Without further ado, I bring you:
Jennifer Wayne! Watch out world, this girl is hot hot hot! Her paranormal romance trilogy, THE CHOSEN is coming to an ebook near you (hopefully soon. Get on it sister!) She's fairly new to the writing world, but she's SUPER sweet and her books are sexy, sassy, and she's got that THING, I can't even explain it, but I've read enough new writers to know that this one is going somewhere. Fast. Keep yer eye out, matey! (I have no idea where the pirate talk came from, just let it happen.)
Jennifer Prescott. What can I say about my lovely Jenny Phresh-face? She's brilliant. Like, literally genius-worthy brilliant, and if you don't believe me, just check out her fantastic mid-grade fantasy THE HUNDRED. The world building will make you piss your pants and karate chop your furniture! You should also read every last thing on her blog. You will laugh so hard your innards will implode from sheer humor.

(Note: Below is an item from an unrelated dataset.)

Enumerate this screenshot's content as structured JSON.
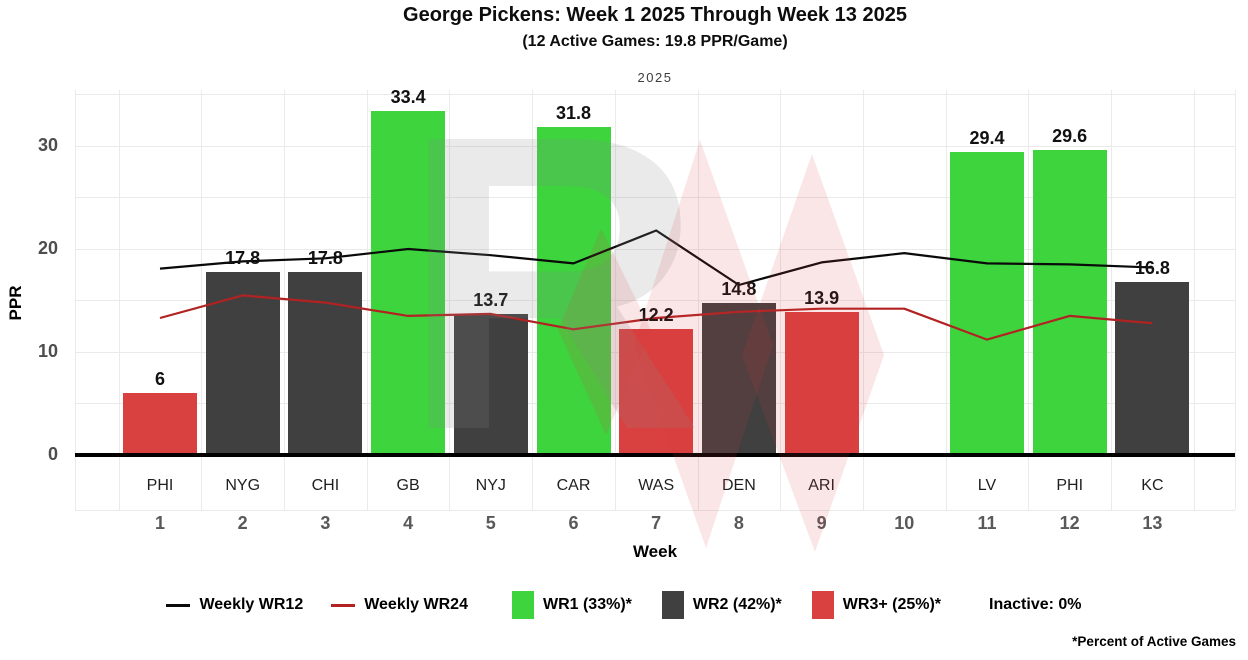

Joyce Alton. Ah, Joyce, This lady is super sweet and talented and her blog is chockablock FULL of amazing usefulness so go follow it now! She's written a barrel-full of novels and is published in the non-fiction world under a different name (she's sneaky-sneaky like that). She also moderates a speculative fiction group on Agent Query Connect. In short, she's amazeballs.
Jenn Marie Thorne. I have this thing with Jennifer's. I don't know what it is. THIS Jennifer has been a beta reader of mine for (hold on while I check my e-mail account here) August 2010! So, about four years, and I have to say, it has been absolutely wonderful watching her grow as a writer. Her book, which is currently listed on Goodreads as SPIN (the title is changing and I don't know if I can share that and...aca-awkward) you SHOULD READ IT AND ADD IT TO YOUR LISTS AND KISS HER FEET. Ahem. Let's just say, I went from beta reader to fan-girl on this one, and you would be wise to follow suit! She doesn't currently have a blog, but she's working on it (this is why she is merely mentioned honorably rather than tagged), and I will let you lovely blog readers know when she's ready to face the world!
That's it! Thanks for getting this far if you're still reading (this blog post literally took me a week and a half to write, phew!). Catch ya on the flip side.